Malcolm turned sideways on the bench and gathered her against him. “We’re spies. We deal in information. Some people are going to be hurt when we use it. Some saved.”

“My God.” She swiveled her head round to look at him. “Don’t tell me you’re saying it’s all relative.”

“Of course not. But guilt is inevitable. We have to live with it. You’ve always been better at that than I am. You need to go on doing so. For the children’s sake.” His fingers moved to Jessica’s head again. “For your own sake. For my sake.”

“I won’t let you down, Malcolm. Or the children. And I’m too selfish to let myself down.”

“You’re one of the least selfish people I know, sweetheart.” He pulled her closer and dropped a kiss on her hair.

She let her head sink back against his shoulder. “I don’t deserve you.”

“That sounds like the sort of idiotic twaddle you despise, sweetheart.”

“Simon would be horrified. Not at all up to the dialogue in his plays.” She swallowed. Better not to talk about Simon just now. They needed to focus on the future. “Darling— Now we’re out of Britain, there’s no hurry necessarily in getting to Italy, is there?”

He drew back to look down at her. “You want to see Talleyrand and Dorothée? I’m not sure that’s wise. Talleyrand is fond of you, but he’s also in communication with Carfax.”

“Yes, I know. That is, I would like to see them, but I agree it’s not sensible, not now.” She looked up at her husband. “You see, I can be sensible sometimes, darling.”

“Sometimes,” he agreed.

She twisted one of his silver waistcoat buttons between her fingers. “I was wondering about stopping in Switzerland.”

His gaze told her he understood at once. “You want to see Queen Hortense? To warn her?”

A mere month and a half ago, Malcolm hadn’t known of her connection to Hortense Bonaparte, daughter of the late Empress Josephine, stepdaughter of the exiled Napoleon Bonaparte. But last April a letter from Hortense to her former lover, the Comte de Flahaut, had gone astray at a ball Mélanie and Malcolm were giving. Mélanie had trusted her husband with her friendship with Hortense and the story of how she had once helped Hortense conceal the birth of her secret illegitimate child by Flahaut. “That’s part of it,” she said. “Hortense should know Julien St. Juste was in England, that he’s been working for Carfax, that he was willing to move against Flahaut, for all he swore he’d never touch Hortense herself. And if Carfax knows about me, there’s a chance he knows about Hortense and her child. I don’t want to scare her, but we should put her on her guard. Also—” She hesitated, fumbling for words she wasn’t entirely sure of herself.

“You’ve been shaken from your moorings. It would be good see someone from your old life.”

“I suppose so. Yes.” She looked up at him. Six months after he’d learned the truth of her past, sharing that truth was still uncertain territory for them. “I took Colin to see her once. After Waterloo.”
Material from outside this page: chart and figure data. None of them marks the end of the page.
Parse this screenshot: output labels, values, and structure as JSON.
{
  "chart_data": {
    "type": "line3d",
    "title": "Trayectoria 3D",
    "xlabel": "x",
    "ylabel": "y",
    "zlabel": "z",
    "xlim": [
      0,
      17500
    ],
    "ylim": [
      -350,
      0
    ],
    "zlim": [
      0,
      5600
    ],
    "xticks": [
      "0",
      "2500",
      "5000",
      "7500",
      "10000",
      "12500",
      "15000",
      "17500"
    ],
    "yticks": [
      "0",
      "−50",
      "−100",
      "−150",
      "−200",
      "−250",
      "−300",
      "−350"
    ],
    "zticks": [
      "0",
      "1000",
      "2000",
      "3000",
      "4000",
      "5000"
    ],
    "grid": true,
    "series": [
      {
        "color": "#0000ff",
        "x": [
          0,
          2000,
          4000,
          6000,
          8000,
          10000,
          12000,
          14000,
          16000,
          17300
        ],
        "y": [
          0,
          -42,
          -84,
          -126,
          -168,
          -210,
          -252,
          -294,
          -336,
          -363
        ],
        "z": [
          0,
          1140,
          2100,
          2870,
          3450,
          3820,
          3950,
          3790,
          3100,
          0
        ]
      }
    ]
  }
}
“I’m glad.” Malcolm’s gaze was warm and steady on her face.

“Malcolm—”

“Truly. You lost a lot from your old life. Colin and Jessica are exposed to little enough of it. They should know your friends. But are you sure you want to take me to see Queen Hortense?”

“Malcolm, you can’t doubt I trust you now.”

“There are different degrees of trust.”

Mélanie settled back against her husband. “I told you when I told you about her baby with Flahaut. You wouldn’t hurt a woman and her child. Besides—” Incredibly she almost laughed.

“What?” he asked.

She titled her head back to look up at him. “I thought it would be impossible to escape him. But you really aren’t working for Carfax now, darling.”

“No.” Malcolm’s gaze went still. “I only wonder how much I’ll be working against him.”